Notice that we cannot say the following about the event $E$. We cannot say that since we measured the event to occur at time $t$ in the coordinate (stationary) frame, then the time measured in the moving frame would be dilated - in a relativistic fashion. The problem with this is that $t$ isn't the proper time.

If we now consider that $E$ occurs a proper time $t = \tau$ in the *stationary* frame and compare it with the time as measured by the clock (moving at speed $v$) in figure 4.5, we would need to draw in the clock's line of simultaneity that intersects $t = \tau$, which is $$t - vx = \tau$$

But we also know, from Lorentz, that $$t' = \gamma\left(t - vx\right) = \gamma \tau$$

Hence, as before, coordinate time, $t'$ is greater than proper time, $t = \tau$.

### Twin ‘paradox’

Twins are born at a certain location, which we'll call the origin. One is born at rest and one is born with a certain speed, $v$. This is not a realistic experiment of course, just a thought experiment.

After a certain coordinate time $T$ say, the moving twin instantaneously reverses direction, $E_1$, comes back at the same speed as it went out with and arrives at the origin at the event $E_2$ at time $2T$, which the time the stationary twin experiences

The moving twin experiences twice the proper time $\tau$ between the events $O$ and $E_1$ (by symmetry the second leg of the journey will take the same amount of time as the first, for both observers), which is related to the coordinate time of $E_1$ by the

expression for time dilation, $$T = \gamma \tau$$

So, $$2T = 2 \gamma \tau \gt 2 \tau$$ and the stationary twin experiences more time than the moving twin. That is, the stationary twin will be older than the moving twin.

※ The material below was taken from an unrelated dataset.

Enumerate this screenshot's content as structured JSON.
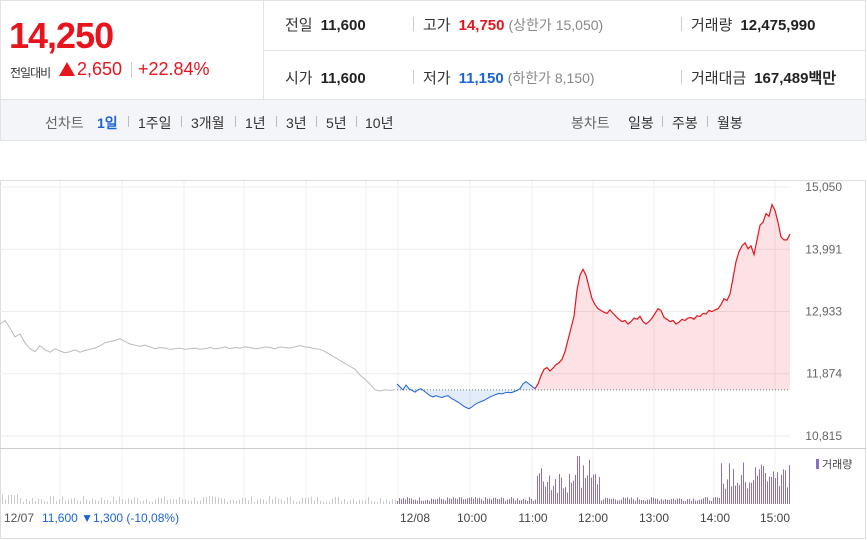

The supposed paradox is that surely, since everything is relative, we can reverse the roles of the twins - the stationary one is in fact moving at velocity $-v$ relative to the previously moving twin. Then, surely the previously stationary twin would age less than the previously moving twin.

The problem with this argument is that the roles cannot be reversed. It *must be* the case that the original moving twin has to experience some acceleration during the motion, whilst the stationary one *certainly* does not.

There are more subtle versions of this thought experiment, where we accelerate a twin gently from rest, then decelerate back to the starting point. In all versions, however, we are always assuming that clocks and meter sticks can withstand the required accelerations and not be disturbed by it in any way. This is an idealisation of clocks and sticks, of course, but a reasonable one.